Popular Photography|January 2017
Julie Blackmon layers images to bring out the odd truths of life behind the white picket fence
According to the U.S. Census Bureau, Springfield, Missouri, is a city of about 160,000 about 100 miles southeast of the geographic center of the United States. Its population is about 89 percent white, 96 percent U.S.-born, and 51.5 percent female. Although Julie Blackmon was born in this Springfield (in 1966, the oldest of nine children) and she still lives and works there, her pictures depict a through-the-looking-glass version of the place.
Layering together multiple photographs to create surprising and haunting tableaux, Blackmon stretches the fabric of the mundane until you can see the chaos, absurdity, and just-plain-weird that lurks beneath. In one image, “New Chair” (page 89), a jarringly modernist living room object erupts from a perfectly banal FedEx truck like Harold Hill showing up in River City. To those witnessing the delivery, the shiny new distraction is all that matters, while life inside the photo continues as normal, and no one seems to notice the kid who’s stuck his head in the bubble wrap.
“I know I’m very much defined as the ‘family’ photographer, but I don’t think of it quite this way,” she says in an email. “I’m just looking around at my everyday life and, like any artist, trying to make sense of it.” It just so happens that family life is chock full of material to photograph, and, for many viewers, happens to also be pretty relatable.

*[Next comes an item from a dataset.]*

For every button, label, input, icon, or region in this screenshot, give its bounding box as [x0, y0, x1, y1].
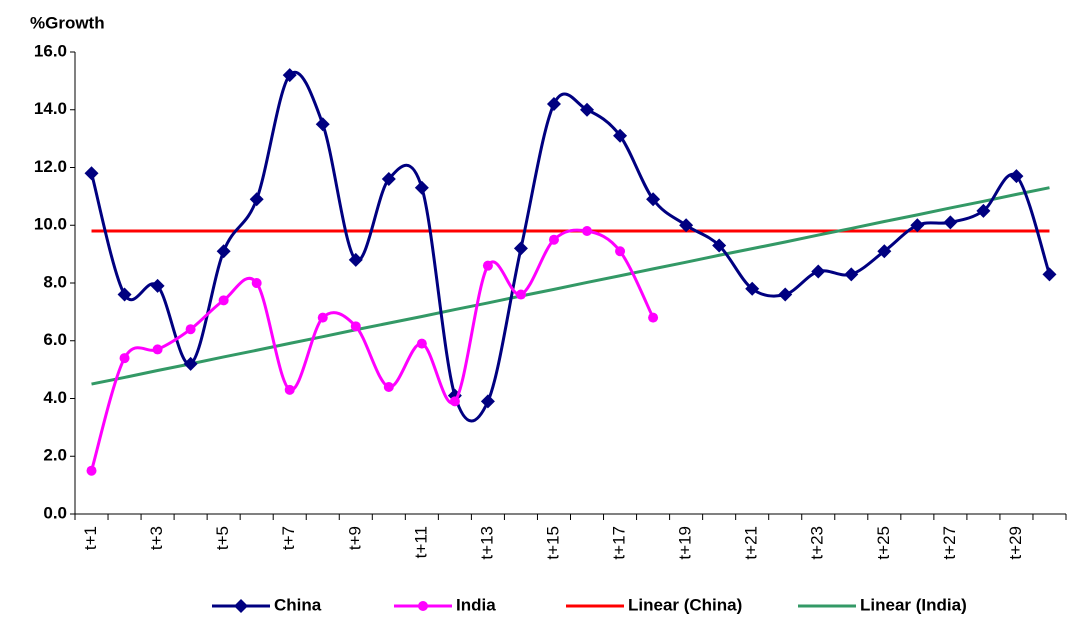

Blackmon’s perspective seems to come straight from the fact that she is making work about the place where she herself grew up; her own memories inform the way she illustrates the present. Reflecting on her own experience, she says: “I think we have never had more nostalgia for the past—the days we didn’t wear helmets to ride a tricycle, or where we climbed 50-foot trees without our parents giving it a second thought. I think about this a lot. This is where I find the narrative and the humor.”